Introduction
Birria is a massive food trend for a reason—it is absolutely delicious. This Mexican beef stew is slow-cooked with dried chilies and spices until it falls apart. The meat is then stuffed into corn tortillas with cheese, fried in the stew fat until crispy, and served with a side of the rich consommé for dipping.
Why You’ll Love This Recipe
- Viral Trend Worth the Hype: It’s interactive and fun to eat.
- Incredible Flavor: The dried chilies create a deep, complex sauce.
- Crispy & Cheesy: Frying the tacos creates an amazing texture.
- The Dip: Dipping the taco in the consommé is the best part.
- Makes a Lot: Great for feeding a crowd.
Ingredients
- 3 lbs chuck roast, cut into chunks
- 4 dried Guajillo peppers, seeded
- 2 dried Ancho peppers, seeded
- 1 onion
- 4 cloves garlic
- 1 tsp cumin, oregano, cinnamon
- 4 cups beef broth
- Corn tortillas & Oaxaca cheese (or Mozzarella)
Instructions
- Boil dried peppers, onion, and garlic for 10 mins. Blend with spices and 1 cup water until smooth.
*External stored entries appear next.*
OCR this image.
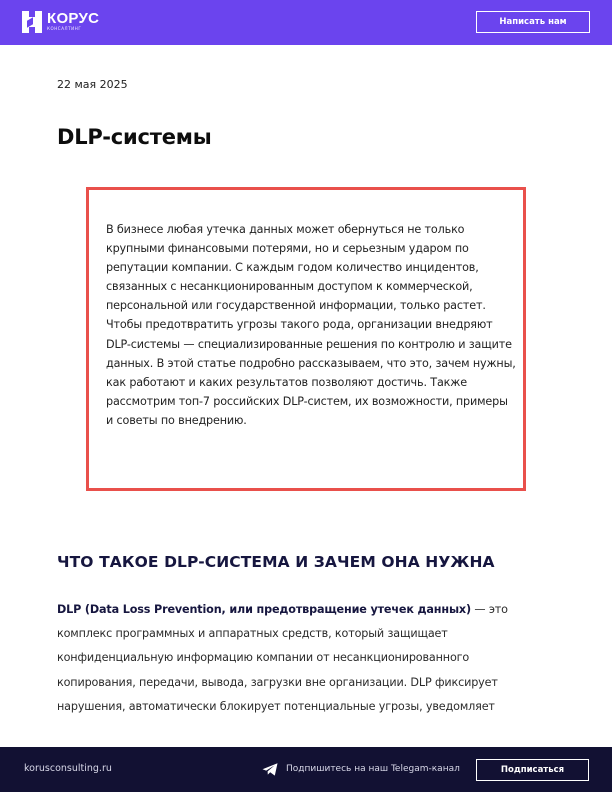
КОРУС
КОНСАЛТИНГ
Написать нам
22 мая 2025
DLP-системы

В бизнесе любая утечка данных может обернуться не только крупными финансовыми потерями, но и серьезным ударом по репутации компании. С каждым годом количество инцидентов, связанных с несанкционированным доступом к коммерческой, персональной или государственной информации, только растет. Чтобы предотвратить угрозы такого рода, организации внедряют DLP-системы — специализированные решения по контролю и защите данных. В этой статье подробно рассказываем, что это, зачем нужны, как работают и каких результатов позволяют достичь. Также рассмотрим топ-7 российских DLP-систем, их возможности, примеры и советы по внедрению.

ЧТО ТАКОЕ DLP-СИСТЕМА И ЗАЧЕМ ОНА НУЖНА

DLP (Data Loss Prevention, или предотвращение утечек данных) — это комплекс программных и аппаратных средств, который защищает конфиденциальную информацию компании от несанкционированного копирования, передачи, вывода, загрузки вне организации. DLP фиксирует нарушения, автоматически блокирует потенциальные угрозы, уведомляет

korusconsulting.ru	Подпишитесь на наш Telegam-канал	Подписаться
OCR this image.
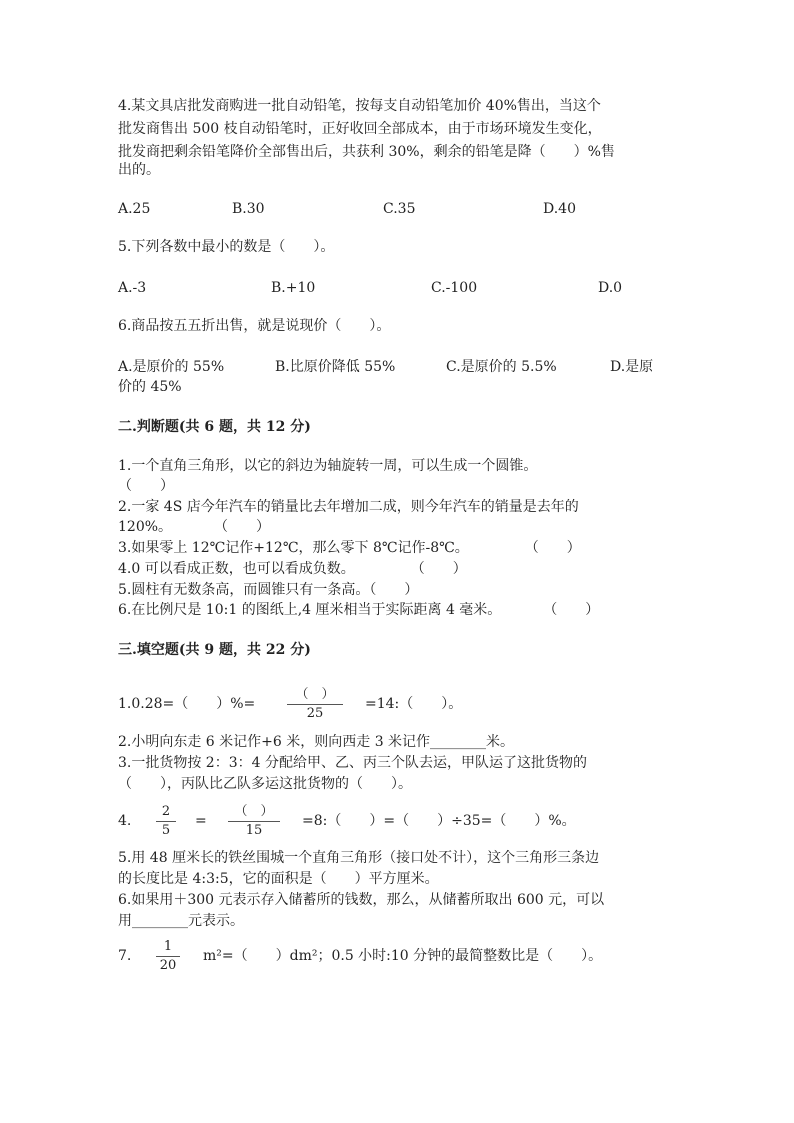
4.某文具店批发商购进一批自动铅笔，按每支自动铅笔加价 40%售出，当这个
批发商售出 500 枝自动铅笔时，正好收回全部成本，由于市场环境发生变化，
批发商把剩余铅笔降价全部售出后，共获利 30%，剩余的铅笔是降（　　）%售
出的。
A.25	B.30	C.35	D.40
5.下列各数中最小的数是（　　）。
A.-3	B.+10	C.-100	D.0
6.商品按五五折出售，就是说现价（　　）。
A.是原价的 55%	B.比原价降低 55%	C.是原价的 5.5%	D.是原
价的 45%
二.判断题(共 6 题，共 12 分)
1.一个直角三角形，以它的斜边为轴旋转一周，可以生成一个圆锥。
（　　）
2.一家 4S 店今年汽车的销量比去年增加二成，则今年汽车的销量是去年的
120%。　　　　（　　）
3.如果零上 12℃记作+12℃，那么零下 8℃记作-8℃。　　　　　（　　）
4.0 可以看成正数，也可以看成负数。　　　　　（　　）
5.圆柱有无数条高，而圆锥只有一条高。（　　）
6.在比例尺是 10:1 的图纸上,4 厘米相当于实际距离 4 毫米。　　　　（　　）
三.填空题(共 9 题，共 22 分)
1.0.28=（　　）%=
（　）
25
=14:（　　）。
2.小明向东走 6 米记作+6 米，则向西走 3 米记作________米。
3.一批货物按 2：3：4 分配给甲、乙、丙三个队去运，甲队运了这批货物的
（　　），丙队比乙队多运这批货物的（　　）。
4.
2
5
=
（　）
15
=8:（　　）=（　　）÷35=（　　）%。
5.用 48 厘米长的铁丝围城一个直角三角形（接口处不计），这个三角形三条边
的长度比是 4:3:5，它的面积是（　　）平方厘米。
6.如果用＋300 元表示存入储蓄所的钱数，那么，从储蓄所取出 600 元，可以
用________元表示。
7.
1
20
m²=（　　）dm²；0.5 小时:10 分钟的最简整数比是（　　）。
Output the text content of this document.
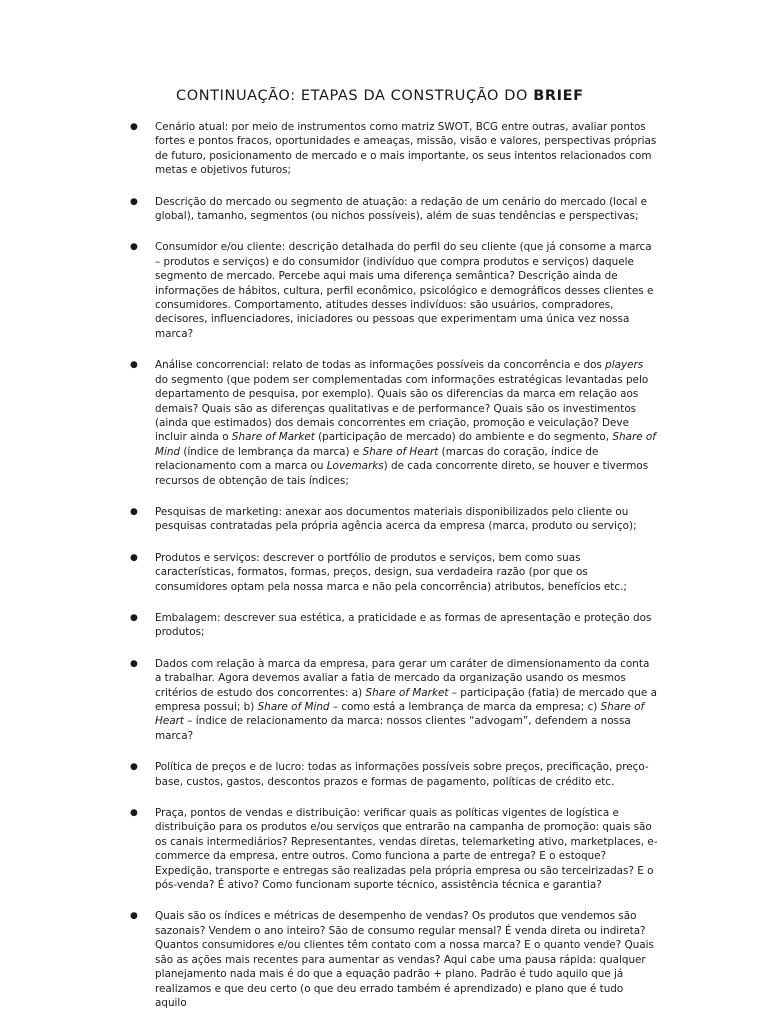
CONTINUAÇÃO: ETAPAS DA CONSTRUÇÃO DO BRIEF
● Cenário atual: por meio de instrumentos como matriz SWOT, BCG entre outras, avaliar pontos fortes e pontos fracos, oportunidades e ameaças, missão, visão e valores, perspectivas próprias de futuro, posicionamento de mercado e o mais importante, os seus intentos relacionados com metas e objetivos futuros;
● Descrição do mercado ou segmento de atuação: a redação de um cenário do mercado (local e global), tamanho, segmentos (ou nichos possíveis), além de suas tendências e perspectivas;
● Consumidor e/ou cliente: descrição detalhada do perfil do seu cliente (que já consome a marca – produtos e serviços) e do consumidor (indivíduo que compra produtos e serviços) daquele segmento de mercado. Percebe aqui mais uma diferença semântica? Descrição ainda de informações de hábitos, cultura, perfil econômico, psicológico e demográficos desses clientes e consumidores. Comportamento, atitudes desses indivíduos: são usuários, compradores, decisores, influenciadores, iniciadores ou pessoas que experimentam uma única vez nossa marca?
● Análise concorrencial: relato de todas as informações possíveis da concorrência e dos players do segmento (que podem ser complementadas com informações estratégicas levantadas pelo departamento de pesquisa, por exemplo). Quais são os diferencias da marca em relação aos demais? Quais são as diferenças qualitativas e de performance? Quais são os investimentos (ainda que estimados) dos demais concorrentes em criação, promoção e veiculação? Deve incluir ainda o Share of Market (participação de mercado) do ambiente e do segmento, Share of Mind (índice de lembrança da marca) e Share of Heart (marcas do coração, índice de relacionamento com a marca ou Lovemarks) de cada concorrente direto, se houver e tivermos recursos de obtenção de tais índices;
● Pesquisas de marketing: anexar aos documentos materiais disponibilizados pelo cliente ou pesquisas contratadas pela própria agência acerca da empresa (marca, produto ou serviço);
● Produtos e serviços: descrever o portfólio de produtos e serviços, bem como suas características, formatos, formas, preços, design, sua verdadeira razão (por que os consumidores optam pela nossa marca e não pela concorrência) atributos, benefícios etc.;
● Embalagem: descrever sua estética, a praticidade e as formas de apresentação e proteção dos produtos;
● Dados com relação à marca da empresa, para gerar um caráter de dimensionamento da conta a trabalhar. Agora devemos avaliar a fatia de mercado da organização usando os mesmos critérios de estudo dos concorrentes: a) Share of Market – participação (fatia) de mercado que a empresa possui; b) Share of Mind – como está a lembrança de marca da empresa; c) Share of Heart – índice de relacionamento da marca: nossos clientes “advogam”, defendem a nossa marca?
● Política de preços e de lucro: todas as informações possíveis sobre preços, precificação, preço-base, custos, gastos, descontos prazos e formas de pagamento, políticas de crédito etc.
● Praça, pontos de vendas e distribuição: verificar quais as políticas vigentes de logística e distribuição para os produtos e/ou serviços que entrarão na campanha de promoção: quais são os canais intermediários? Representantes, vendas diretas, telemarketing ativo, marketplaces, e-commerce da empresa, entre outros. Como funciona a parte de entrega? E o estoque? Expedição, transporte e entregas são realizadas pela própria empresa ou são terceirizadas? E o pós-venda? É ativo? Como funcionam suporte técnico, assistência técnica e garantia?
● Quais são os índices e métricas de desempenho de vendas? Os produtos que vendemos são sazonais? Vendem o ano inteiro? São de consumo regular mensal? É venda direta ou indireta? Quantos consumidores e/ou clientes têm contato com a nossa marca? E o quanto vende? Quais são as ações mais recentes para aumentar as vendas? Aqui cabe uma pausa rápida: qualquer planejamento nada mais é do que a equação padrão + plano. Padrão é tudo aquilo que já realizamos e que deu certo (o que deu errado também é aprendizado) e plano que é tudo aquilo
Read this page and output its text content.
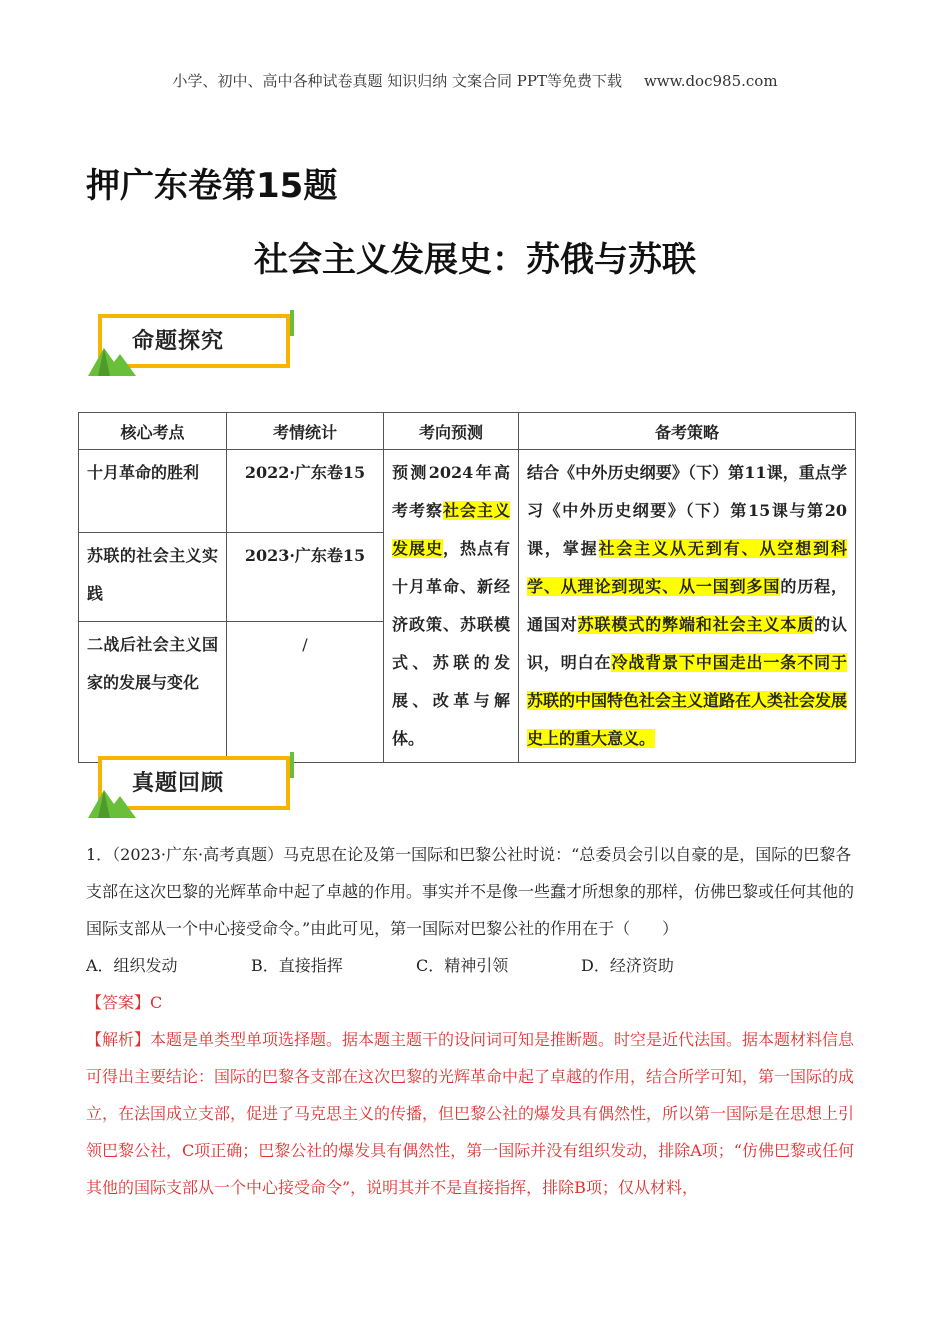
小学、初中、高中各种试卷真题 知识归纳 文案合同 PPT等免费下载 www.doc985.com
押广东卷第15题
社会主义发展史：苏俄与苏联
命题探究
核心考点	考情统计	考向预测	备考策略
十月革命的胜利	2022·广东卷15	预测2024年高考考察社会主义发展史，热点有十月革命、新经济政策、苏联模式、苏联的发展、改革与解体。	结合《中外历史纲要》（下）第11课，重点学习《中外历史纲要》（下）第15课与第20课，掌握社会主义从无到有、从空想到科学、从理论到现实、从一国到多国的历程，通国对苏联模式的弊端和社会主义本质的认识，明白在冷战背景下中国走出一条不同于苏联的中国特色社会主义道路在人类社会发展史上的重大意义。
苏联的社会主义实践	2023·广东卷15		
二战后社会主义国家的发展与变化	/		
真题回顾
1．（2023·广东·高考真题）马克思在论及第一国际和巴黎公社时说：“总委员会引以自豪的是，国际的巴黎各支部在这次巴黎的光辉革命中起了卓越的作用。事实并不是像一些蠢才所想象的那样，仿佛巴黎或任何其他的国际支部从一个中心接受命令。”由此可见，第一国际对巴黎公社的作用在于（　　）
A．组织发动	B．直接指挥	C．精神引领	D．经济资助
【答案】C
【解析】本题是单类型单项选择题。据本题主题干的设问词可知是推断题。时空是近代法国。据本题材料信息可得出主要结论：国际的巴黎各支部在这次巴黎的光辉革命中起了卓越的作用，结合所学可知，第一国际的成立，在法国成立支部，促进了马克思主义的传播，但巴黎公社的爆发具有偶然性，所以第一国际是在思想上引领巴黎公社，C项正确；巴黎公社的爆发具有偶然性，第一国际并没有组织发动，排除A项；“仿佛巴黎或任何其他的国际支部从一个中心接受命令”，说明其并不是直接指挥，排除B项；仅从材料，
- Pour sauce over beef in a pot/slow cooker. Add beef broth.
- Simmer 3-4 hours (or slow cook 8 hours) until meat shreds easily.
- Remove meat and shred. Keep the broth (consommé) warm.
- Dip tortilla in top layer of broth fat. Place in skillet. Top with meat and cheese. Fold and fry until crispy.
- Serve with a cup of consommé for dipping.
Tips
Skim the red fat from the top of the pot to fry your tortillas—this gives them that signature red color and crispy texture.